Energi panas yang dihasilkan ( termogenesis ) dan energi panas yang dipakai dalam tubuh ( termolisis) akan selalu konstan dan ada dalam keseimbangan yang dinamik. Keseimbangan dapat digambarkan dengan persamaan berikut:
HT - W = ±HC ± HR + HE ± WS
dimana :
HT = Produksi panas metabolisme
W = Energi panas untuk kerja eksternal
HC = Pertukaran panas melalui konduksi dan konveksi
HR = Pertukaran panas melalui radiasi
HE = Kehilangan panas melalui evaporasi
WS = Panas yang disimpan dalam tubuh
Hewan-hewan yang memperlihatkan suatu termoregulasi yang baik (seperti unggas dan mamalia) mempunyai mekanisme yang dapat menyesuaikan termogenesis dan termolisis pada kondisi suatu lingkungan.
Pada suatu interval temperatur lingkungan yang cukup lebar dan biasanya dibawah temperatur tubuh , yang disebut zona homeothermi, produksi panas ( termogenesis) ada dalam keseimbangan dengan kehilangan panas ( termolisis) ( Gambar 1). Pada zona homeotermi, untuk satu pencernaan tertentu, terdapat satu interval temperatur dimana produksi panas sangat minimal, dan disebut zona netral ( termonetral) yang merupakan zona yang nyaman bagi kehidupan ternak. ( Morand-Fehr & Doreau, 2001).
Gambar 1: Skema evolusi termolisis ( garis terputus-putus) dan termogenesis dengan temperatur lingkungan. . Kurva termogenesis berdampingan panas seekor ternak berdasqarkan temperatur lingkungan |
Zona temperatur netral atau zona termonetral (ZTN) adalah zona yang relatif terbatas dari temperatur lingkungan yang efektif dalam memproduksi panas minimal dari ternak (Curtis, 1999). ZTN disebut juga profil termonetral atau zona nyaman atau zona termopreferendum (Yousef, 1984). Pada zona ini, tidak ada perubahan dalam produksi panas dan temperatur tubuh dapat dikontrol oleh adanya perubahan kecil dalam konduksi ternak melalui variasi tubuh, aliran darah dari pusat ke periferi atau peningkatan keringat (Sturkie, 1981).
Pada temperatur di bawah ZTN, ternak akan meminimalkan semua jalur pengeluaran panas dan meningkatkan produksi panas. Pada temperatur di atas ZTN ternak akan memaksimalkan pengeluaran panas (Yousef, 1984).

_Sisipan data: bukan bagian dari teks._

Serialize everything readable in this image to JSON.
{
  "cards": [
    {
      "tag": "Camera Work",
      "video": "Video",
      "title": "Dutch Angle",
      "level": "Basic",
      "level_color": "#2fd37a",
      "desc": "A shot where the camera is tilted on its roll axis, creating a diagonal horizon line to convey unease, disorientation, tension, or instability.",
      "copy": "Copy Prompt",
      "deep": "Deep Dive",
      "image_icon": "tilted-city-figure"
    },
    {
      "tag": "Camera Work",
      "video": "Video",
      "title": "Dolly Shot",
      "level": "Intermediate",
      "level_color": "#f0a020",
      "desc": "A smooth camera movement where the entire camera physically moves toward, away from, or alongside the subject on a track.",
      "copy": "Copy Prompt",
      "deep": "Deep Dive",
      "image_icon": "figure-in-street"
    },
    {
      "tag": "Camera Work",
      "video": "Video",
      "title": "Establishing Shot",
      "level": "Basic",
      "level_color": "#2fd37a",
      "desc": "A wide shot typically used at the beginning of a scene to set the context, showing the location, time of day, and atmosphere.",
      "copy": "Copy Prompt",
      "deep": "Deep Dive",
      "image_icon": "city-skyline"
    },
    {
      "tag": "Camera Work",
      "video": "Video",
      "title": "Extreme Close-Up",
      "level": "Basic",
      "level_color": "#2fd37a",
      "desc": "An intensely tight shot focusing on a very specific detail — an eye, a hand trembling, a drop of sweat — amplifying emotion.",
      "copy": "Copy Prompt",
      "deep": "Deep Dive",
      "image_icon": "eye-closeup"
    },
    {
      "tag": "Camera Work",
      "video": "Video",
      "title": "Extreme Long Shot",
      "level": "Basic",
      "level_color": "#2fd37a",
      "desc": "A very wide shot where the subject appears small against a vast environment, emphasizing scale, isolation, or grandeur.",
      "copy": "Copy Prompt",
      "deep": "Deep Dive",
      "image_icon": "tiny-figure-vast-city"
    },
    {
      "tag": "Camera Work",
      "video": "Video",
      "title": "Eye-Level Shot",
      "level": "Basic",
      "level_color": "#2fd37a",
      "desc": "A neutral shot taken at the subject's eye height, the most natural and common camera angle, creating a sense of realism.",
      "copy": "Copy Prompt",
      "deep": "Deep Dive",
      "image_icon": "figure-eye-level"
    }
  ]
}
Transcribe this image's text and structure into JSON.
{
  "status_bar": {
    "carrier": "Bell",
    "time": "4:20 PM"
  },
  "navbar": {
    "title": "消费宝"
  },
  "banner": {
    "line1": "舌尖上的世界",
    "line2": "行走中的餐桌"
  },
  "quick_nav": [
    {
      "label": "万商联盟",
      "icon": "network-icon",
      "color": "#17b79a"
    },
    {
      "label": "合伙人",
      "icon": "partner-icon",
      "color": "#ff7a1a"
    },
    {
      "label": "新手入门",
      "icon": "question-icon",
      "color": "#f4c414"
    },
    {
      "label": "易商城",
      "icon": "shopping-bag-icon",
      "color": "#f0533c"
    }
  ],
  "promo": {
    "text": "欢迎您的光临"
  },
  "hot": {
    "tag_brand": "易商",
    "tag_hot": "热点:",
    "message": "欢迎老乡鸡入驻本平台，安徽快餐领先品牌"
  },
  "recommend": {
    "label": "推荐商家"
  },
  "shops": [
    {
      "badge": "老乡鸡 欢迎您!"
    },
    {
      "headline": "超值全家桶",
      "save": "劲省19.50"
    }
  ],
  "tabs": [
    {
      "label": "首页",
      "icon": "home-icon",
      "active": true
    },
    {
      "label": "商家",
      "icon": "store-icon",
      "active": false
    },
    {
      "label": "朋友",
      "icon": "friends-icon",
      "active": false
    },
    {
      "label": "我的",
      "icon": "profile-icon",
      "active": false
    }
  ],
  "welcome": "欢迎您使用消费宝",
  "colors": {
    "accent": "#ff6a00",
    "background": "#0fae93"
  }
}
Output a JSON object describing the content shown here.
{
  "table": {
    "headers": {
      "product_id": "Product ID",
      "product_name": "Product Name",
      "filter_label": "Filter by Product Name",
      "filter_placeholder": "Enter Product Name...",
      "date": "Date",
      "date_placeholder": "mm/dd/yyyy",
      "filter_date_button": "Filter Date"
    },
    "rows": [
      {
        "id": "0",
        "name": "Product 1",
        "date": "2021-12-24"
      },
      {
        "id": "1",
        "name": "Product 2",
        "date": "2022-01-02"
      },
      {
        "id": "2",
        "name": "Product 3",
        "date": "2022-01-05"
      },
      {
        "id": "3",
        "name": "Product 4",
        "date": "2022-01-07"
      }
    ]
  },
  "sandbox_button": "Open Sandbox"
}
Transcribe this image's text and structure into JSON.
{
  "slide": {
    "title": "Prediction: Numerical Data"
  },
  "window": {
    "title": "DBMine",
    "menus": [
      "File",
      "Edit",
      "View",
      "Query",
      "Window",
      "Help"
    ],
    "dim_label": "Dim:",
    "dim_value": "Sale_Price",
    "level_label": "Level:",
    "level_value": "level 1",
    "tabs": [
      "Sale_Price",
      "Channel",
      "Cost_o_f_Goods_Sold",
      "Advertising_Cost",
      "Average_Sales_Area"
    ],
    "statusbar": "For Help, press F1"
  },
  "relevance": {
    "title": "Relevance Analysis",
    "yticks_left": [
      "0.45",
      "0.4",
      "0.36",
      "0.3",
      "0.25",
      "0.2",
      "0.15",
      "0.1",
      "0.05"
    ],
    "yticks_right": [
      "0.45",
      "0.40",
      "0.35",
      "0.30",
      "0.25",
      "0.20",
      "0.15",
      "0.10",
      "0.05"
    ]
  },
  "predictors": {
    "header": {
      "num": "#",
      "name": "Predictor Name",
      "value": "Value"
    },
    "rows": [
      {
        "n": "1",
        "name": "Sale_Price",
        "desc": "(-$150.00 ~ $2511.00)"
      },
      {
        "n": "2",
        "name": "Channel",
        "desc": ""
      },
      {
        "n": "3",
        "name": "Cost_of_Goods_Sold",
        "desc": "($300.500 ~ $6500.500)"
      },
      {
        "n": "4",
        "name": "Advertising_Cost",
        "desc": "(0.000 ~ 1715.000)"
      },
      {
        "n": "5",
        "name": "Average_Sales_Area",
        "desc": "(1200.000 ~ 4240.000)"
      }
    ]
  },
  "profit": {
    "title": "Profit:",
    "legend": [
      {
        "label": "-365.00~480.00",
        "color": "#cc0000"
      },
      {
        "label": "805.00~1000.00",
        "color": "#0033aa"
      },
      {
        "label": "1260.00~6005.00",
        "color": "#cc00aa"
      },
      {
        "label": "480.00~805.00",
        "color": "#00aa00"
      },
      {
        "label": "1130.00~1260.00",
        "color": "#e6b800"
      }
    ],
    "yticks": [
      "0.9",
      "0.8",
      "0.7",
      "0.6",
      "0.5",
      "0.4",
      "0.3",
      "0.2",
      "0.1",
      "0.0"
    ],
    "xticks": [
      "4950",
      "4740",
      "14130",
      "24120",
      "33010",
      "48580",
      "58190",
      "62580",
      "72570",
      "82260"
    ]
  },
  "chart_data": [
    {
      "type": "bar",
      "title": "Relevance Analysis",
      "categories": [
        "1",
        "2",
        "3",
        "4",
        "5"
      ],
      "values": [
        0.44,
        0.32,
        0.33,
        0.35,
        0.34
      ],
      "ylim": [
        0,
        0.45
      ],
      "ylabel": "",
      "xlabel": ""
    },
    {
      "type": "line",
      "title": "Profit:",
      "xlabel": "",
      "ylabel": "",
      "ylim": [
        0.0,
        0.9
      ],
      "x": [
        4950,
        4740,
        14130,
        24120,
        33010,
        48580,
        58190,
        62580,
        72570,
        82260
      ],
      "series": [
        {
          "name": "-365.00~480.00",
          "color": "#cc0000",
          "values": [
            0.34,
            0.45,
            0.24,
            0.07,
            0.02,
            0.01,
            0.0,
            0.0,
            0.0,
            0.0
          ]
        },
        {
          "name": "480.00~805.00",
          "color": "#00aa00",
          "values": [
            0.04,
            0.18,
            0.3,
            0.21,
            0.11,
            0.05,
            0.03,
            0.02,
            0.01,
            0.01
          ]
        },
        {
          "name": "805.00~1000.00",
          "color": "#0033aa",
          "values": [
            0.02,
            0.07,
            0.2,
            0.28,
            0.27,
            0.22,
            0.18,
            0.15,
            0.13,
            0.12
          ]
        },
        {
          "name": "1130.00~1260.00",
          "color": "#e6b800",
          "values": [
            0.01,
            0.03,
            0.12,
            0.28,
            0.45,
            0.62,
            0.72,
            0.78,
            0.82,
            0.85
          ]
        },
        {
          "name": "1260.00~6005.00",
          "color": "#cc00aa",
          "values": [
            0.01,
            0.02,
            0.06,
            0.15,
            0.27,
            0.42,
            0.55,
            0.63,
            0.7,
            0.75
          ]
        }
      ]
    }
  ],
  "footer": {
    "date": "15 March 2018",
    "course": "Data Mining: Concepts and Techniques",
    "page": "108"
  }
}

Pertukaran Panas Antara Ternak dengan Lingkungannya
Seperti sifat-sifat fisik lainnya ,panas berpindah berdasarkan perbedaan konsentrasi, daerah dimana dia berpindah dari daerah panas kedaerah dingin. Beberapa cara perpindahan panas dapat terjadi antara dua obyek yang berbeda temperaturnya (Gambar 3). Perpindahan panas dapat berlangsung secara radiasi, konveksi, konduksi (ketiga proses disebut perindahan panas sensible/ non evaporasi) dan melalaui evaporasi (perpindahan panas insensible. Pengaliran panas dari permukaan tubuh ke lingkungan sekitarnya dapat berlangsung dengan cara: (1) konduksi panas melewati rambut /bulu penutup dan lapisan tipis yang menyelaputi tubuh (boundary layer), (2) konveksi panas melewati “boundary layer” terjadi karena adanya pergerakan udara atau angin, (3) radiasi panas dari ujung-ujung rambut/bulu melewati boundary layer dan (4 ) evaporasi air yang terkandung dalam udara. Sebagai contoh pertukaran panas melalui radiasi melibatkan transfer panas melalui gelombang magnetik, dalam lingkungan alamiah, baik transfer panas melalui spektrum cahaya infra merah maupun spektrum cahaya yang bisa dilihat (visibel). Gambar 3 memperlihatkan panas yang berasal dari matahari terpecah oleh awan dan debu di atmosfir atau direfleksikan kembali oleh tanah. Sejumlah panas yang diserap kulit akan bergantung kepada warna bulu atau kulit ternak. Pada umumnya. Panas diperoleh ternak dalam bentuk spektrum cahaya visibel dan hilang dalam bagian spektrum infra merah. Menurut Robertshaw ( 2004), pada suatu pertukaran panas radiasi lingkungan, besaran pertukaran panas oleh ternak adalah perolehan panas dari metabolisme: 15% dan dari absobsi cahaya radiasi : 85%, sedangkan kehilangan panas dari re-radiasi : 67 %, konveksi: 9% dan dari evaporasi : 24 %
Gambar 2: Jalur transfer panas dari seekor ternak kuda yang dipaparkan terhadap lingkungan outdoor.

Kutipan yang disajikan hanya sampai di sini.